Research work as explained by the authors:
In this paper, we explore an interesting question of what can be obtained from an 8 × 8 pixel video sequence. Surprisingly, it turns out to be quite a lot. We show that when we process this 8 × 8 video with the right set of audio and image priors, we can obtain a full-length, 256 × 256 video. We achieve this 32× scaling of an extremely low-resolution input using our novel audio-visual upsampling network. The audio prior helps to recover the elemental facial details and precise lip shapes and a single high-resolution target identity image prior provides us with rich appearance details. Our approach is an end-to-end multi-stage framework. The first stage produces a coarse intermediate output video that can be then used to animate single target identity image and generate realistic, accurate and high-quality outputs. Our approach is simple and performs exceedingly well (an 8× improvement in FID score) compared to previous super-resolution methods. We also extend our model to talking-face video compression, and show that we obtain a 3.5× improvement in terms of bits/pixel over the previous state-of-the-art. The results from our network are thoroughly analyzed through extensive ablation experiments (in the paper and supplementary material). We also provide the demo video along with code and models on our website.

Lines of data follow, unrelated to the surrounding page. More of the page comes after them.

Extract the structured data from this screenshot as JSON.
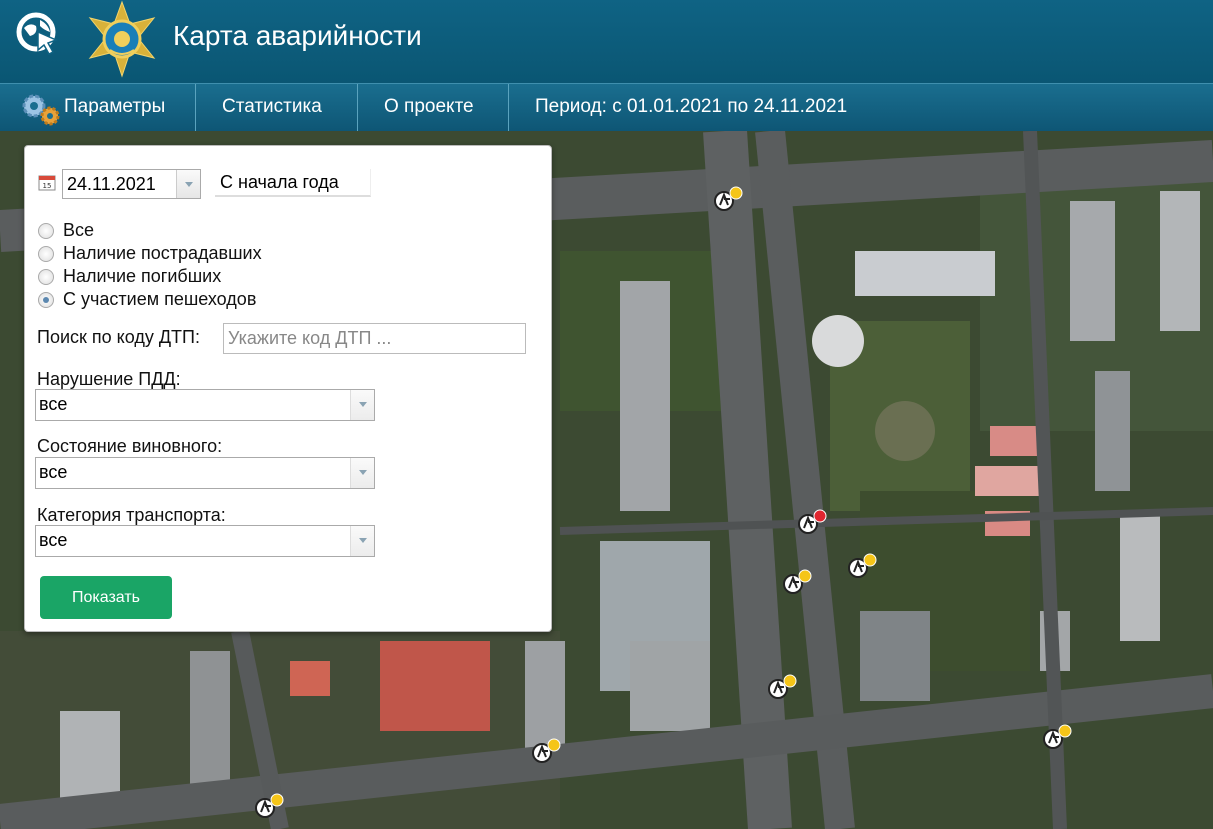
{
  "header": {
    "title": "Карта аварийности"
  },
  "nav": {
    "params": "Параметры",
    "stats": "Статистика",
    "about": "О проекте",
    "period": "Период: с 01.01.2021 по 24.11.2021"
  },
  "panel": {
    "date_value": "24.11.2021",
    "ytd_button": "С начала года",
    "radios": [
      "Все",
      "Наличие пострадавших",
      "Наличие погибших",
      "С участием пешеходов"
    ],
    "selected_radio": "С участием пешеходов",
    "search_label": "Поиск по коду ДТП:",
    "search_placeholder": "Укажите код ДТП ...",
    "violation_label": "Нарушение ПДД:",
    "violation_value": "все",
    "culprit_label": "Состояние виновного:",
    "culprit_value": "все",
    "transport_label": "Категория транспорта:",
    "transport_value": "все",
    "show_button": "Показать"
  },
  "colors": {
    "header": "#0f6384",
    "nav": "#1a6e8f",
    "show_button": "#1aa566",
    "marker_injured": "#f5c518",
    "marker_dead": "#e0262f"
  },
  "markers": [
    {
      "type": "injured-pedestrian"
    },
    {
      "type": "dead-pedestrian"
    },
    {
      "type": "injured-pedestrian"
    },
    {
      "type": "injured-pedestrian"
    },
    {
      "type": "injured-pedestrian"
    },
    {
      "type": "injured-pedestrian"
    },
    {
      "type": "injured-pedestrian"
    },
    {
      "type": "injured-pedestrian"
    }
  ]
}
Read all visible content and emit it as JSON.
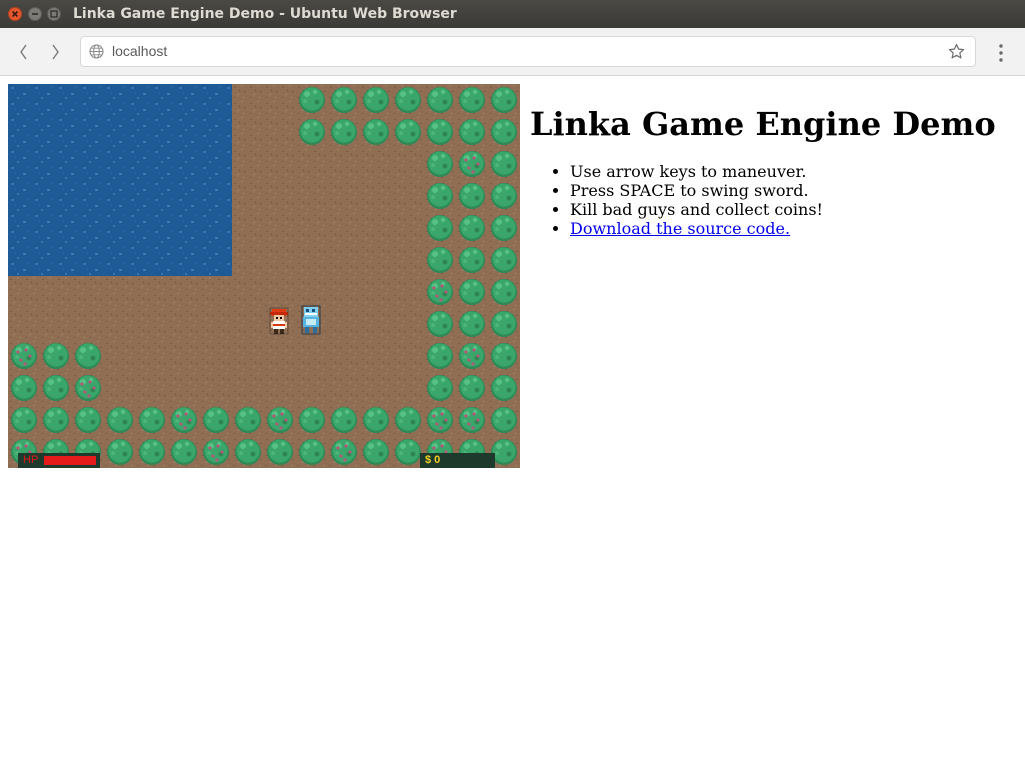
{
  "window": {
    "title": "Linka Game Engine Demo - Ubuntu Web Browser"
  },
  "browser": {
    "url": "localhost"
  },
  "game": {
    "hud": {
      "hp_label": "HP",
      "hp_fraction": 1.0,
      "money_label": "$ 0"
    },
    "colors": {
      "water": "#1d5a96",
      "dirt": "#8f6e54",
      "tree": "#3aa66a",
      "hp_bar": "#e51a1a",
      "money_text": "#f2d125"
    }
  },
  "page": {
    "heading": "Linka Game Engine Demo",
    "instructions": [
      "Use arrow keys to maneuver.",
      "Press SPACE to swing sword.",
      "Kill bad guys and collect coins!"
    ],
    "download_link": "Download the source code."
  }
}
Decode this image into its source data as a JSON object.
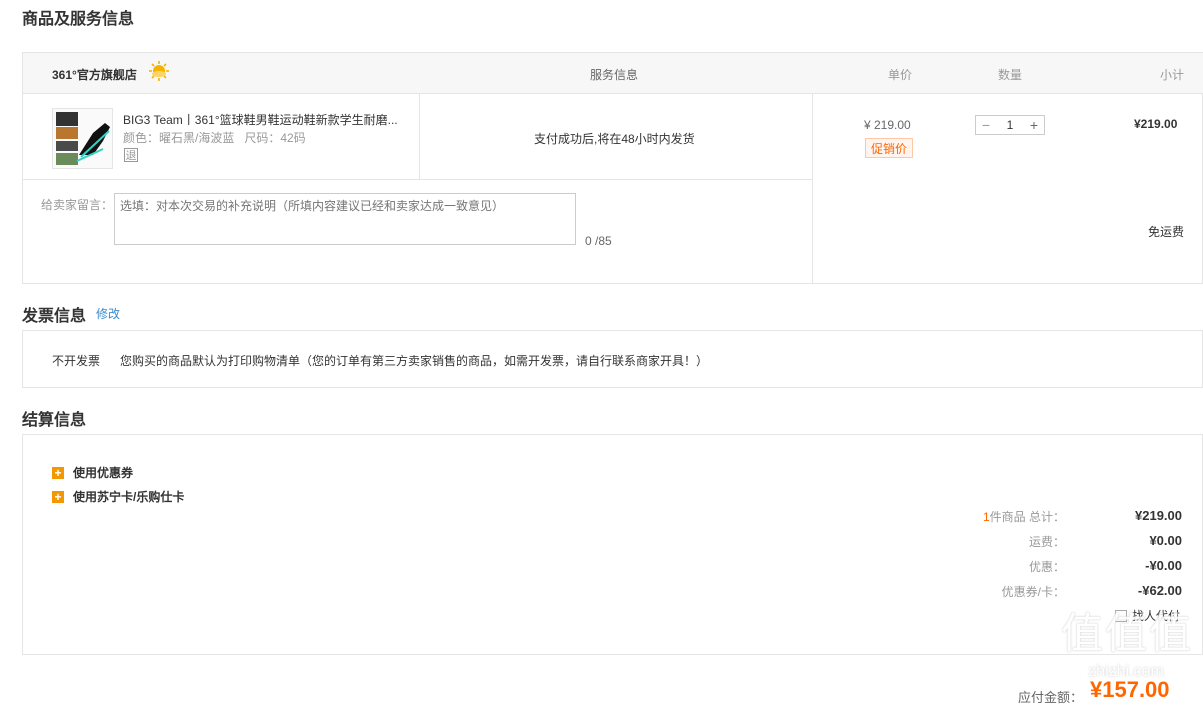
{
  "section_goods_title": "商品及服务信息",
  "table_header": {
    "store_name": "361°官方旗舰店",
    "service_info": "服务信息",
    "unit_price": "单价",
    "quantity": "数量",
    "subtotal": "小计"
  },
  "item": {
    "name": "BIG3 Team丨361°篮球鞋男鞋运动鞋新款学生耐磨...",
    "attrs": "颜色：曜石黑/海波蓝   尺码：42码",
    "return_badge": "退",
    "service_text": "支付成功后,将在48小时内发货",
    "price": "¥ 219.00",
    "promo_tag": "促销价",
    "qty": "1",
    "qty_minus": "−",
    "qty_plus": "+",
    "subtotal": "¥219.00"
  },
  "message": {
    "label": "给卖家留言：",
    "placeholder": "选填：对本次交易的补充说明（所填内容建议已经和卖家达成一致意见）",
    "counter": "0 /85",
    "shipping": "免运费"
  },
  "invoice": {
    "title": "发票信息",
    "edit_link": "修改",
    "type": "不开发票",
    "note": "您购买的商品默认为打印购物清单（您的订单有第三方卖家销售的商品，如需开发票，请自行联系商家开具！）"
  },
  "settlement": {
    "title": "结算信息",
    "coupon_toggle": "使用优惠券",
    "card_toggle": "使用苏宁卡/乐购仕卡",
    "count_num": "1",
    "count_label": "件商品 总计：",
    "total": "¥219.00",
    "shipping_label": "运费：",
    "shipping_value": "¥0.00",
    "discount_label": "优惠：",
    "discount_value": "-¥0.00",
    "coupon_label": "优惠券/卡：",
    "coupon_value": "-¥62.00",
    "proxy_pay": "找人代付",
    "payable_label": "应付金额：",
    "payable_value": "¥157.00"
  },
  "watermark": {
    "logo_text": "值",
    "domain": "zhizhi.com"
  },
  "colors": {
    "accent": "#ff6600",
    "link": "#3a8ccf",
    "border": "#e5e5e5",
    "plus_icon": "#f39800"
  }
}
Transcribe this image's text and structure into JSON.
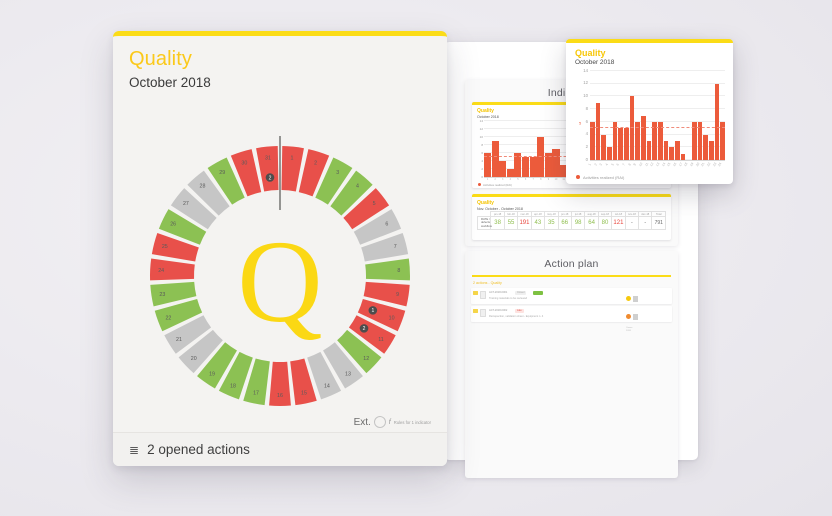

- Lip-to-Speech Synthesis for Arbitrary Speakers in the Wild – Sindhu B Hegde, K R Prajwal, Rudrabha Mukhopadhyay, Vinay Namboodiri, University of Bath and C V Jawahar.
Research work as explained by the authors:
In this work, we address the problem of generating speech from silent lip videos for any speaker in the wild. In stark contrast to previous works, our method (i) is not restricted to a fixed number of speakers, (ii) does not explicitly impose constraints on the domain or the vocabulary and (iii) deals with videos that are recorded in the wild as opposed to within laboratory settings. The task presents a host of challenges, with the key one being that many features of the desired target speech, like voice, pitch and linguistic content, cannot be entirely inferred from the silent face video. In order to handle these stochastic variations, we propose a new VAE-GAN architecture that learns to associate the lip and speech sequences amidst the variations. With the help of multiple powerful discriminators that guide the training process, our generator learns to synthesize speech sequences in any voice for the lip movements of any person. Extensive experiments on multiple datasets show that we outperform all baselines by a large margin. Further, our network can be fine-tuned on videos of specific identities to achieve a performance comparable to single-speaker models that are trained on 4× more data. We conduct numerous ablation studies to analyze the effect of different modules of our architecture.
ACM Multimedia, since its inception in 1993, has been the worldwide premier conference and a key world event to display scientific achievements and innovative industrial products in the multimedia field. This year, ACM Multimedia 2022 was held at Lisbon, Portugal. ACM Multimedia 2022, had extensive programs consisting of technical sessions covering all aspects of the multimedia field via oral, video and poster presentations, tutorials, panels, exhibits, demonstrations, workshops, doctoral symposium, multimedia grand challenge, brave new ideas on shaping the research landscape, open source software competition, and also an interactive arts program.